Leveraging AI in Space: Experts Assess the Impact on the Defense and Space Domain

Artificial Intelligence’s (AI) disruptive potential has consumed the terrestrial world, especially with the arrival of large language models like ChatGPT that are rewriting the nature of work and what’s possible from an efficiency standpoint.

Excelling at processing and analyzing large data sets, AI is poised to be similarly transformative in space in areas such as exploration, in-space servicing, command-and-control decision making, and more resilient communications. AI-powered tools are bringing new levels of autonomy for everything from spacecraft and crew health monitoring to satellite navigation, collision avoidance and situational awareness at a time when the end game for the United States is ensuring a stable and sustainable space domain, even as threats to that domain continue to escalate.

The threat to the United States’ historic space dominance is real, contends Audrey Schaffer, vice president of Policy and Strategy at Slingshot Aerospace, who last year held the post of space policy director for the National Security Council staff in the Biden White House.

Noting that China intends to launch several large-scale constellations that collectively could amount to 35,000 satellites in orbit, Schaffer says, “This isn’t some far-off future hypothetical problem that the government might one day have to grapple with. It’s a problem at our doorstep.”

She adds that analyzing data from so many spacecraft simultaneously “is beyond what a human analyst or teams of analysts can do, at least in operationally relevant timelines the Space Force operates in.”

It’s no surprise that Space Force officials continue to call for more AI and machine learning investments to maintain the country’s air and space superiority.

Data and AI Strategic Action Plan

The government clearly understands the gravity of what’s at stake. In May, the U.S. Space Force published its Data and Artificial Intelligence FY 2024 Strategic Action Plan to modernize its analytic capabilities. The goal is to enable secure discovery, access, integration and use of intelligence data at the speed of mission requirements.

The action plan outlines four areas: enterprise-wide data and AI governance, advancing a data and AI-driven culture, reoptimizing data, advance analytics and AI technologies and strengthening government, academic, industry, and international partnerships.
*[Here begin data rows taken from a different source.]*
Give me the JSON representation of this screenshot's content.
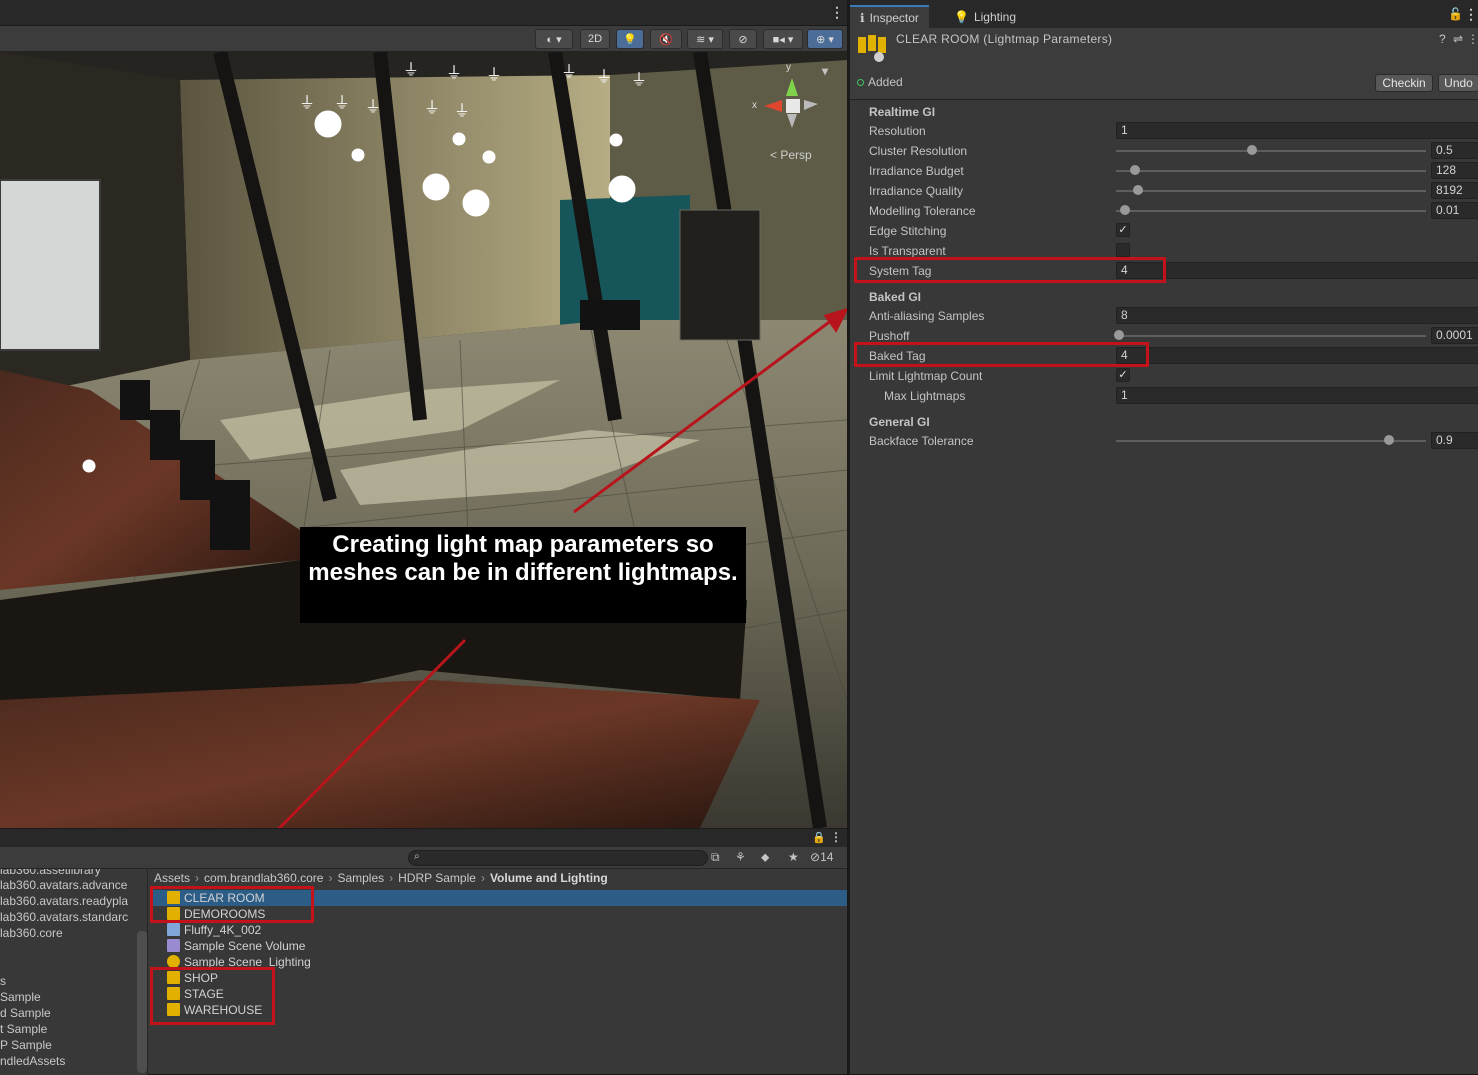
{
  "scene": {
    "toolbar": {
      "btn_2d": "2D"
    },
    "gizmo": {
      "axis_y": "y",
      "axis_x": "x",
      "projection": "Persp"
    },
    "callout": "Creating light map parameters so meshes can be in different lightmaps."
  },
  "inspector": {
    "tabs": [
      {
        "label": "Inspector",
        "icon": "info-icon"
      },
      {
        "label": "Lighting",
        "icon": "lightbulb-icon"
      }
    ],
    "title": "CLEAR ROOM (Lightmap Parameters)",
    "status": "Added",
    "checkin_label": "Checkin",
    "undo_label": "Undo",
    "realtime_gi": {
      "heading": "Realtime GI",
      "resolution": {
        "label": "Resolution",
        "value": "1"
      },
      "cluster_resolution": {
        "label": "Cluster Resolution",
        "value": "0.5",
        "fraction": 0.44
      },
      "irradiance_budget": {
        "label": "Irradiance Budget",
        "value": "128",
        "fraction": 0.06
      },
      "irradiance_quality": {
        "label": "Irradiance Quality",
        "value": "8192",
        "fraction": 0.07
      },
      "modelling_tolerance": {
        "label": "Modelling Tolerance",
        "value": "0.01",
        "fraction": 0.03
      },
      "edge_stitching": {
        "label": "Edge Stitching",
        "checked": true
      },
      "is_transparent": {
        "label": "Is Transparent",
        "checked": false
      },
      "system_tag": {
        "label": "System Tag",
        "value": "4"
      }
    },
    "baked_gi": {
      "heading": "Baked GI",
      "anti_aliasing": {
        "label": "Anti-aliasing Samples",
        "value": "8"
      },
      "pushoff": {
        "label": "Pushoff",
        "value": "0.0001",
        "fraction": 0.01
      },
      "baked_tag": {
        "label": "Baked Tag",
        "value": "4"
      },
      "limit_lightmap_count": {
        "label": "Limit Lightmap Count",
        "checked": true
      },
      "max_lightmaps": {
        "label": "Max Lightmaps",
        "value": "1"
      }
    },
    "general_gi": {
      "heading": "General GI",
      "backface_tolerance": {
        "label": "Backface Tolerance",
        "value": "0.9",
        "fraction": 0.88
      }
    },
    "highlight_color": "#c3121a"
  },
  "project": {
    "hidden_count": "14",
    "tree": [
      "lab360.assetlibrary",
      "lab360.avatars.advance",
      "lab360.avatars.readypla",
      "lab360.avatars.standarc",
      "lab360.core",
      "s",
      "Sample",
      "d Sample",
      "t Sample",
      "P Sample",
      "ndledAssets"
    ],
    "breadcrumb": [
      "Assets",
      "com.brandlab360.core",
      "Samples",
      "HDRP Sample",
      "Volume and Lighting"
    ],
    "assets": [
      {
        "name": "CLEAR ROOM",
        "icon": "lightmap-params-icon",
        "selected": true
      },
      {
        "name": "DEMOROOMS",
        "icon": "lightmap-params-icon"
      },
      {
        "name": "Fluffy_4K_002",
        "icon": "texture-icon"
      },
      {
        "name": "Sample Scene Volume",
        "icon": "volume-profile-icon"
      },
      {
        "name": "Sample Scene_Lighting",
        "icon": "lighting-settings-icon"
      },
      {
        "name": "SHOP",
        "icon": "lightmap-params-icon"
      },
      {
        "name": "STAGE",
        "icon": "lightmap-params-icon"
      },
      {
        "name": "WAREHOUSE",
        "icon": "lightmap-params-icon"
      }
    ]
  }
}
“Partnerships equal progress and there are a number of opportunities for commercial companies to partner with the Department,” says

Chandra Donelson, acting chief data and AI officer in the Office of the Chief Information Officer, Chief Data and AI Office. The goal is to “ensure there is never a day without space data for our nation, allies and partners,” and that the services are resilient enough to endure while under attack, she adds.

Another way the government is encouraging AI for space is Front Door, a resource hub from Space Command for commercial space AI innovators who want to work with the U.S. Space Force. Front Door functions as a resource hub for early-stage startups that guides firms on how to do business with the government and align their technologies to help the U.S. maintain its dominance in space.

Government agencies, commercial space firms and top research universities are teaming to accelerate AI research and technology advancements, and once validated, fast tracking how to bring basic research to operational reality.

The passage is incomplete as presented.